Night: When the choir begins, the marsh transforms. The glowing bellies of the frogs reflect across the dark water, pulsing in time with the rhythm of their songs. The effect is breathtaking — a living constellation mirrored in the mud.

Superstitions

Truth in Song: Locals believe the frogs fall silent in the presence of a liar, refusing to sing until the liar departs.

Carried Wishes: Children are told to whisper wishes into the marsh during the Choir, so the frogs can sing them to the gods.

The Silent Year: A recorded year in which the frogs did not sing at all. That same year, crops failed and a plague swept nearby towns. To this day, silence from the Choir is seen as a dire omen.

Attempts at Exploitation

Pets: Traders once tried to sell Firebelly Singing Frogs to nobles in the Green Zone. Without the marsh, the frogs' voices died, and the venture collapsed.

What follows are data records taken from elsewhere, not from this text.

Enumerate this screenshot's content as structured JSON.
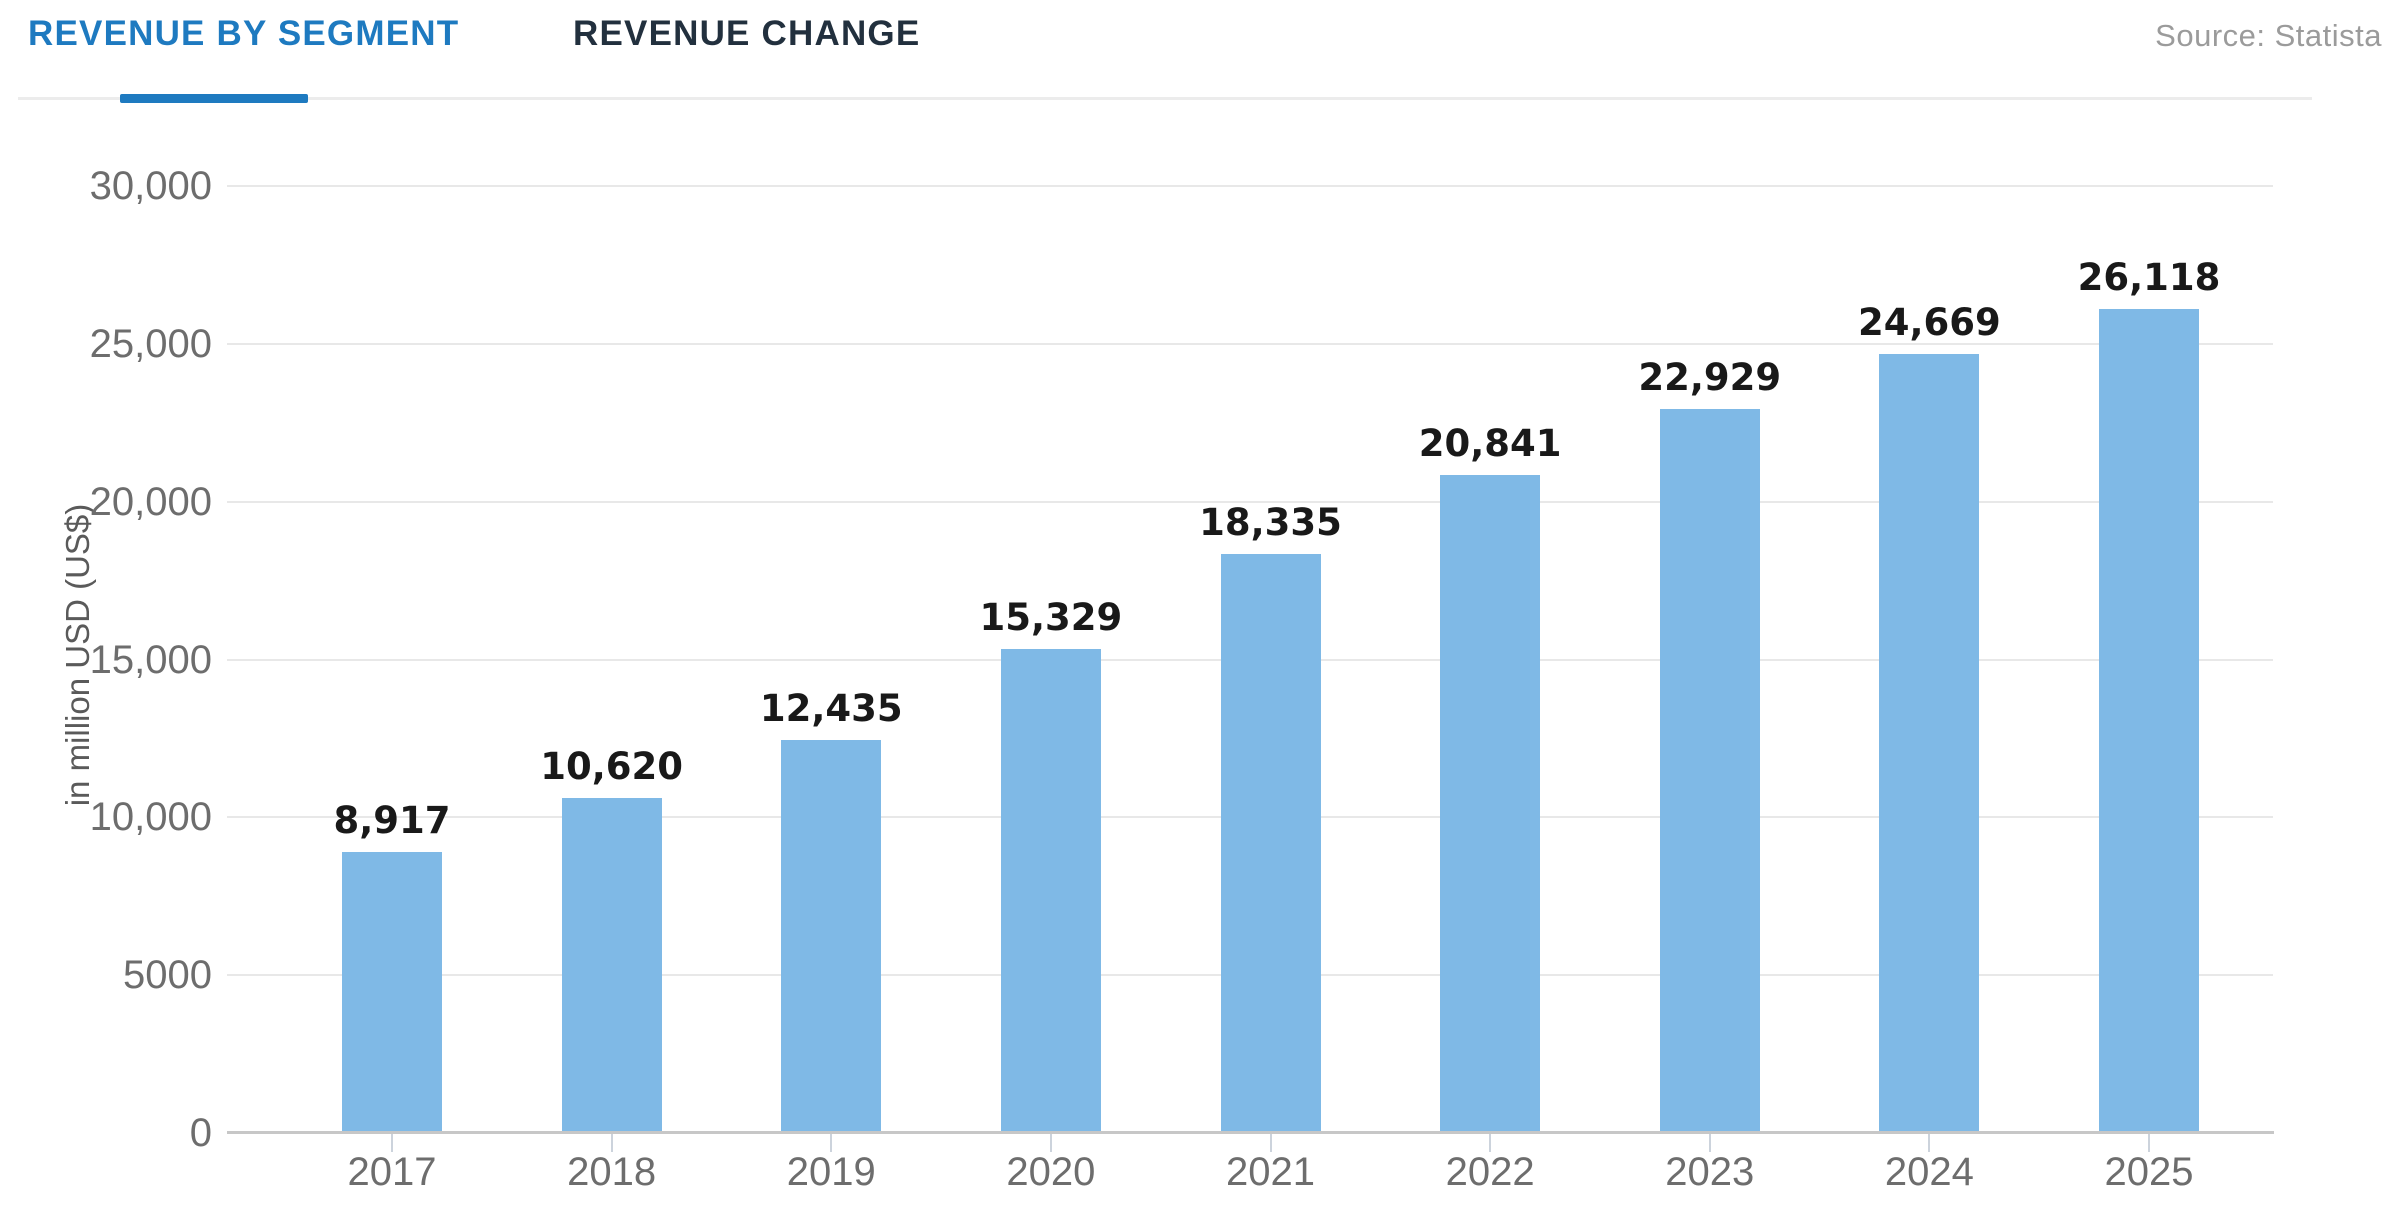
{
  "tabs": [
    {
      "label": "REVENUE BY SEGMENT",
      "active": true
    },
    {
      "label": "REVENUE CHANGE",
      "active": false
    }
  ],
  "source_label": "Source: Statista",
  "colors": {
    "accent": "#1e7ac0",
    "active_tab_text": "#2e7ec3",
    "tab_inactive": "#22303e",
    "bar_color": "#7fb9e6",
    "gridline": "#e8e8e8",
    "axis_line": "#c7c7c7",
    "tick_text": "#6d6d6d",
    "value_label_text": "#191919",
    "source_text": "#9b9b9b"
  },
  "chart_data": {
    "type": "bar",
    "title": "",
    "categories": [
      "2017",
      "2018",
      "2019",
      "2020",
      "2021",
      "2022",
      "2023",
      "2024",
      "2025"
    ],
    "values": [
      8917,
      10620,
      12435,
      15329,
      18335,
      20841,
      22929,
      24669,
      26118
    ],
    "value_labels": [
      "8,917",
      "10,620",
      "12,435",
      "15,329",
      "18,335",
      "20,841",
      "22,929",
      "24,669",
      "26,118"
    ],
    "xlabel": "",
    "ylabel": "in million USD (US$)",
    "ylim": [
      0,
      30000
    ],
    "ytick_values": [
      0,
      5000,
      10000,
      15000,
      20000,
      25000,
      30000
    ],
    "ytick_labels": [
      "0",
      "5000",
      "10,000",
      "15,000",
      "20,000",
      "25,000",
      "30,000"
    ],
    "grid": "horizontal-only",
    "legend": "none"
  }
}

Poison Harvesting: Smugglers tried to extract toxins for use in weapons, but handling the frogs directly is so dangerous that many died in the attempt.

Scientific Study: Green Zone biologists still visit the marsh, baffled by how thousands of frogs maintain such perfect harmonic structure. No recordings ever capture the full resonance.

Status Among the 100 Wonders of Hemera

The Mudhole Choir is one of the rare wonders that is small, fragile, and purely beautiful. Neither empire, corporation, nor Princedom has managed to weaponize it. It simply exists, untouched, dangerous yet enchanting. To stand on its edge at dusk is to feel something that words, machines, or recordings cannot carry, only memory, and the song itself.